The most important fallacy of Jacob’s writing is to assume that TDD is merely about forcing test case to written. TDD is about:
- Simplifying design
- Writing cleaner API’s
- Reducing the number of bugs written right at the start.
- Thinking about how the caller will see and use your code.
In addition Jacob says that TDD is harder than “Plain Old Unit Testing”. Perhaps, at first as the developer learns TDD, it will be harder but not over the length of a reasonable sized project.

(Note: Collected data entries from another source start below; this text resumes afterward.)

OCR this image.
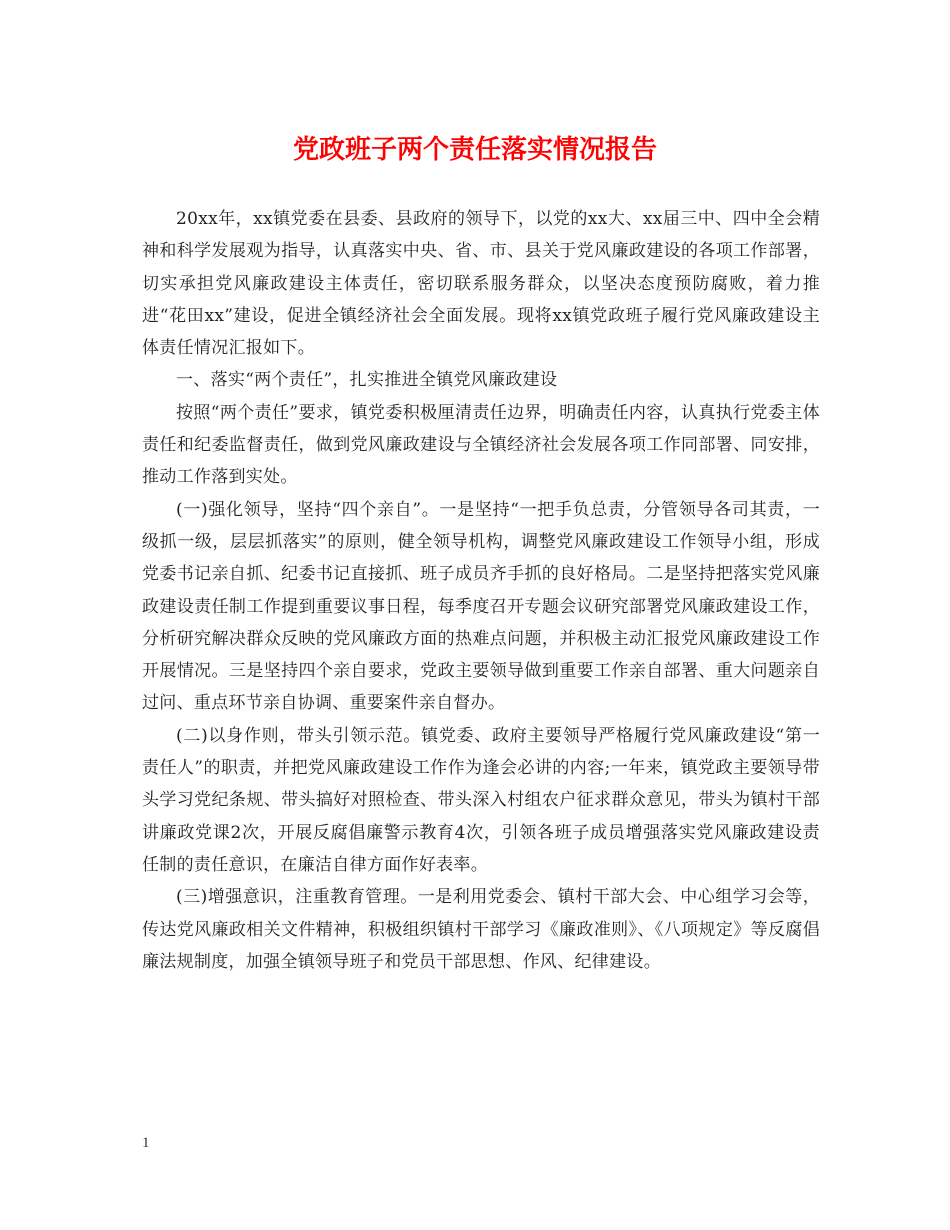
党政班子两个责任落实情况报告

20xx年，xx镇党委在县委、县政府的领导下，以党的xx大、xx届三中、四中全会精神和科学发展观为指导，认真落实中央、省、市、县关于党风廉政建设的各项工作部署，切实承担党风廉政建设主体责任，密切联系服务群众，以坚决态度预防腐败，着力推进“花田xx”建设，促进全镇经济社会全面发展。现将xx镇党政班子履行党风廉政建设主体责任情况汇报如下。

一、落实“两个责任”，扎实推进全镇党风廉政建设

按照“两个责任”要求，镇党委积极厘清责任边界，明确责任内容，认真执行党委主体责任和纪委监督责任，做到党风廉政建设与全镇经济社会发展各项工作同部署、同安排，推动工作落到实处。

(一)强化领导，坚持“四个亲自”。一是坚持“一把手负总责，分管领导各司其责，一级抓一级，层层抓落实”的原则，健全领导机构，调整党风廉政建设工作领导小组，形成党委书记亲自抓、纪委书记直接抓、班子成员齐手抓的良好格局。二是坚持把落实党风廉政建设责任制工作提到重要议事日程，每季度召开专题会议研究部署党风廉政建设工作，分析研究解决群众反映的党风廉政方面的热难点问题，并积极主动汇报党风廉政建设工作开展情况。三是坚持四个亲自要求，党政主要领导做到重要工作亲自部署、重大问题亲自过问、重点环节亲自协调、重要案件亲自督办。

(二)以身作则，带头引领示范。镇党委、政府主要领导严格履行党风廉政建设“第一责任人”的职责，并把党风廉政建设工作作为逢会必讲的内容;一年来，镇党政主要领导带头学习党纪条规、带头搞好对照检查、带头深入村组农户征求群众意见，带头为镇村干部讲廉政党课2次，开展反腐倡廉警示教育4次，引领各班子成员增强落实党风廉政建设责任制的责任意识，在廉洁自律方面作好表率。

(三)增强意识，注重教育管理。一是利用党委会、镇村干部大会、中心组学习会等，传达党风廉政相关文件精神，积极组织镇村干部学习《廉政准则》、《八项规定》等反腐倡廉法规制度，加强全镇领导班子和党员干部思想、作风、纪律建设。

1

I’ve been on projects where we tried to write all of our tests after the classes were written. Our test suite was valuable and prevented many regressions. But it allowed many issues to slip through. Weaker elements in API’s were often missed and were changed only at a later date at some expense. Tightly coupled code was allowed to evolve making some elements of the application very difficult to test without having to create dozens of other (often unnecessary) objects. As a result of all this it became more difficult to write test cases over time. Would TDD have solved all of these problems? Perhaps not but it would have forced us to confront many of them sooner.
Unlike Jacob I’ve encountered very few people who avoid TDD because they think it’s too hard. Instead the objections I’ve heard are:
- “I don’t understand the benefits”
- “I don’t believe all the claims I’ve heard”
- “TDD won’t work for my project because we build XXX” (Where XXX is your favorite specialized application type: GUI, Web Apps, …)
My suggestion to anyone who tells me it won’t work: Find a mentor; Commit to trying for at least two months. At the end of that time if it still doesn’t work for you then so be it.
Have you been scared off from TDD by the amount of work you believe will be involved with trying to adopt it? Have you been scared off Unit Testing by TDD zealots (such as myself :-)) Have you encountered other reasons that people use for avoiding TDD?